Eba Kandovazu
FORMER Prime Minister and Swapo Party member, Nahas Angula, is questioning Phil Ya Nangoloh’s true intentions rejoining the party, saying that Ya Nangoloh’s intends to divide the party.
Ya Nangoloh is quoted in a local daily newspaper that he want to rejoin the party to defend Geingob’s faction, Team Harambee. Ya Nangoloh reportedly believes that the party is still divested into two factions namely, Team Swapo and Team Harambee. Angula says the two factions are a thing of the past. According to him, although Ya Nangoloh has in the past advocated for the party’s failure, the party remains magnanimous.
“If he wants to join the party, that is fine, provided that he is not coming to cause divisions as implied in the media. He seems to [be] bent on perpetuating division in the party. We are sick and tired of the issues. We want unity now to push Namibia forward. The Swapo leadership is clear. They want him to apologise publicly and genuinely and I support that,” Angula says, adding that he is doubtful of Ya Nangoloh’s true intentions.
“He is talking about Harambee and Team Swapo and he seems to be aligned to one. We just want unity. These factions probably just exist in his imagination,” he says.
Swapo Party’s Secretary General (SG), Sophia Shaningwa, yesterday demanded that Ya Nangoloh issues a public apology to Founding Father, Sam Nujoma, before a membership card can be issued to him. Ya Nangoloh earlier this year applied for membership.
Shaningwa said that before the application could be approved by her office, the party took note of the fact that Ya Nangoloh has previously been a critic of the party and its leadership, to the extent of requesting the International Criminal Court (ICC) in 2007 to investigate Nujoma and other Swapo leaders.
Shaningwa said that she took the application to the Political Bureau (PB) for a collective decision, leading to a meeting that subsequently gave Ya Nangoloh an option to publicly apologise.

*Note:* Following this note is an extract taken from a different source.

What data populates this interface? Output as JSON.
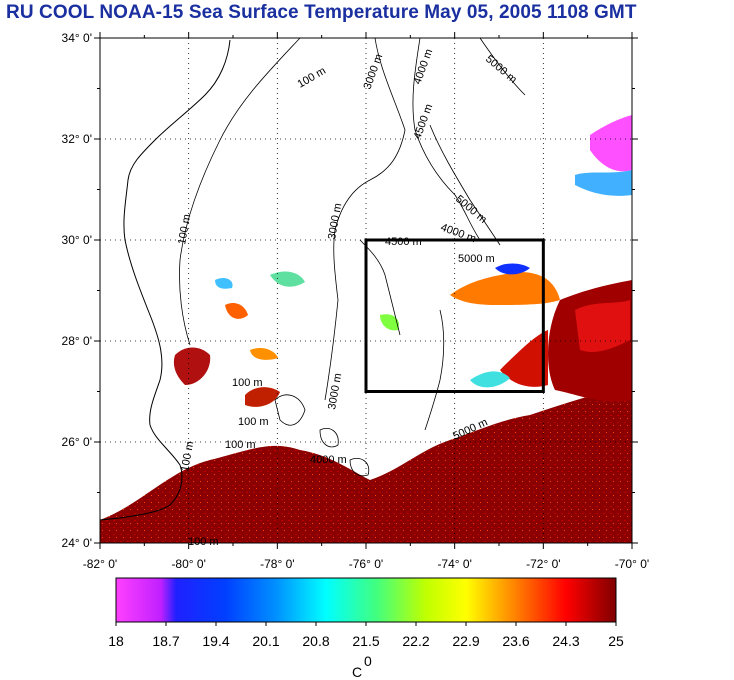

In an unconfirmed letter of apology, seemingly by Ya Nangoloh, he apologises to Nujoma. “Please once again forgive me, Father of Namibian Nation, Cde Tatekulu Nujoma, and all other fellow SWAPO comrades, for those very grave breaches against the fundamental human rights and freedoms of our own members and other Namibians. Today, here and now, and as a champion for human rights, as well as a Christian and in complete submission, deference and recognition for his unwavering leadership during difficult times of national liberation struggle against Babylon and her lackeys, I unconditionally, tender my apology to Tatekulu Nujoma. Not for NSHR submission to ICC, but for anything I might have personally said or done to his honour and reputation or about him in anger, in the course of my struggle for human rights and freedoms, which might have offended Dr. Nujoma in any way, manner and fashion, whatsoever,” the purported apology letter by Ya Nangoloh reads.